Cyber Incident Victim: Polk County Tax Collector's Office

On June 23, 2020, at approximately 2:15 pm, an employee at the Tax Collector’s Office for Polk County (TCPC) clicked on a malicious email attachment disguised as an invoice, introducing malware described as a new strain of a targeted computer virus attack not previously encountered. The TCPC IT team quickly recognized the incident and took immediate action to mitigate the threat, shutting down the office’s entire computer system to prevent further spread of the virus. This shutdown included telephones, online processing systems, and service center operations, causing significant disruption to normal activities. Following containment, all office PCs were wiped clean and restored to eliminate the malware. Third-party computer forensic specialists were engaged to investigate the scope and impact of the breach, with their analysis concluding on July 11, 2020. The forensic investigation determined that the attack potentially exposed sensitive personal information, including Social Security numbers and driver’s license numbers, belonging to approximately 450,000 Polk County residents.

The investigation found no evidence that the compromised data was subject to actual or attempted misuse, with Tax Collector Joe Tedder stating the exposure appeared "very limited." Despite this assessment, affected individuals were advised to monitor account statements for unusual activity or errors as a precaution against identity theft.
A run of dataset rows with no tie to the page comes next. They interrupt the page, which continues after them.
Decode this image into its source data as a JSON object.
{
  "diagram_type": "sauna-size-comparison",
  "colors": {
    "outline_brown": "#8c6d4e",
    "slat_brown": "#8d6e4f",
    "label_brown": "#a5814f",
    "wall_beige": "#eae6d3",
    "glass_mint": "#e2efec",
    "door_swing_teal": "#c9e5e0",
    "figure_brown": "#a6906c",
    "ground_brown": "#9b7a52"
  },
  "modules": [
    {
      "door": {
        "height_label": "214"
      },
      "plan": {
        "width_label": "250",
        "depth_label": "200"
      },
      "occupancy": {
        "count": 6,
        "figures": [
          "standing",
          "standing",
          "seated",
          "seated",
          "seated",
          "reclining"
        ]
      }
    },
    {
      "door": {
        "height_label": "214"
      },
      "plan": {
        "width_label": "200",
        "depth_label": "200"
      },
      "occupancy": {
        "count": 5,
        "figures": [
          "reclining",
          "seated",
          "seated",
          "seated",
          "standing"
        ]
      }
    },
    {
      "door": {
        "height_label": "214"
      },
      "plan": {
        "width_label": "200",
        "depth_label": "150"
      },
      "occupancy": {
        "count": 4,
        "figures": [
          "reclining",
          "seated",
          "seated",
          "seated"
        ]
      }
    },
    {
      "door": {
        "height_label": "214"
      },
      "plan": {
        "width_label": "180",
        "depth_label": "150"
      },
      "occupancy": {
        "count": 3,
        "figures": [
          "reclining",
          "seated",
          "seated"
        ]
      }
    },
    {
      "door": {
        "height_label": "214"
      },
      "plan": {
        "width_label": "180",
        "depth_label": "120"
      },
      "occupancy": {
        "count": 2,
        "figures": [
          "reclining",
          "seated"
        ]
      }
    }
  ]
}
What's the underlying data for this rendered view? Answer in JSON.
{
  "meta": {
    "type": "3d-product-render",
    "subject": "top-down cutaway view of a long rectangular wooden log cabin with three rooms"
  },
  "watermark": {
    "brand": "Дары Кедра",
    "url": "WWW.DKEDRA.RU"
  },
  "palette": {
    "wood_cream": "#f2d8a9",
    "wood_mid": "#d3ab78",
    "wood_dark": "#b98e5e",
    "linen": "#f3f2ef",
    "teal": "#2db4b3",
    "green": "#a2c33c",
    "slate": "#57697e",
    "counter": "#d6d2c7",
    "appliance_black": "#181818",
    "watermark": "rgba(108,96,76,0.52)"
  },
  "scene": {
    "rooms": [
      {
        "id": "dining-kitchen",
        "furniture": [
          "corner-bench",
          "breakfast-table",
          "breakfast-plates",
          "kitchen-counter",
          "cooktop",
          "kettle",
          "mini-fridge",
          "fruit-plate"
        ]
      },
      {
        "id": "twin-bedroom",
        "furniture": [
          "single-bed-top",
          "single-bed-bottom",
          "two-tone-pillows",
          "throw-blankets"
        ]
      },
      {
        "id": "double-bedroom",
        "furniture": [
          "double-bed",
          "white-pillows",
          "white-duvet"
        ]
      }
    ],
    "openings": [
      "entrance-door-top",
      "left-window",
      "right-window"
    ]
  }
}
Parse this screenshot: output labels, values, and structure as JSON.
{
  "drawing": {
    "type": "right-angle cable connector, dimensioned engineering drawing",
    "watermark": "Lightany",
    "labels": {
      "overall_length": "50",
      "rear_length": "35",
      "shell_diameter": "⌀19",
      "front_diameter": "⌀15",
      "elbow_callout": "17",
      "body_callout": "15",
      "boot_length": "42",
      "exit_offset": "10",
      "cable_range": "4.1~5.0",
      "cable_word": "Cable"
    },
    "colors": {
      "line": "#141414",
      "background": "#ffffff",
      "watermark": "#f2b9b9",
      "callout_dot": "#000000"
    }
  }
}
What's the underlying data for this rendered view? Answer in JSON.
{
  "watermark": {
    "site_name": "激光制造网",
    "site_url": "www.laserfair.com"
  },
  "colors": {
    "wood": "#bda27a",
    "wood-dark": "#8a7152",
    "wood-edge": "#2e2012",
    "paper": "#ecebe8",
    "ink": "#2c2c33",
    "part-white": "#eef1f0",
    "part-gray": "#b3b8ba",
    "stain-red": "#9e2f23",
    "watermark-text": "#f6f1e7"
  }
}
After restoring systems, the TCPC confirmed no operational data, backups, or system access was lost due to the attack. The office implemented additional safeguards to enhance information security but did not disclose specific technical details of these measures. A public statement issued on July 15, 2020, outlined the incident’s chronology and findings, emphasizing the rapid response and absence of confirmed data misuse. No further operational disruptions or data compromises were reported following the system restoration and security enhancements.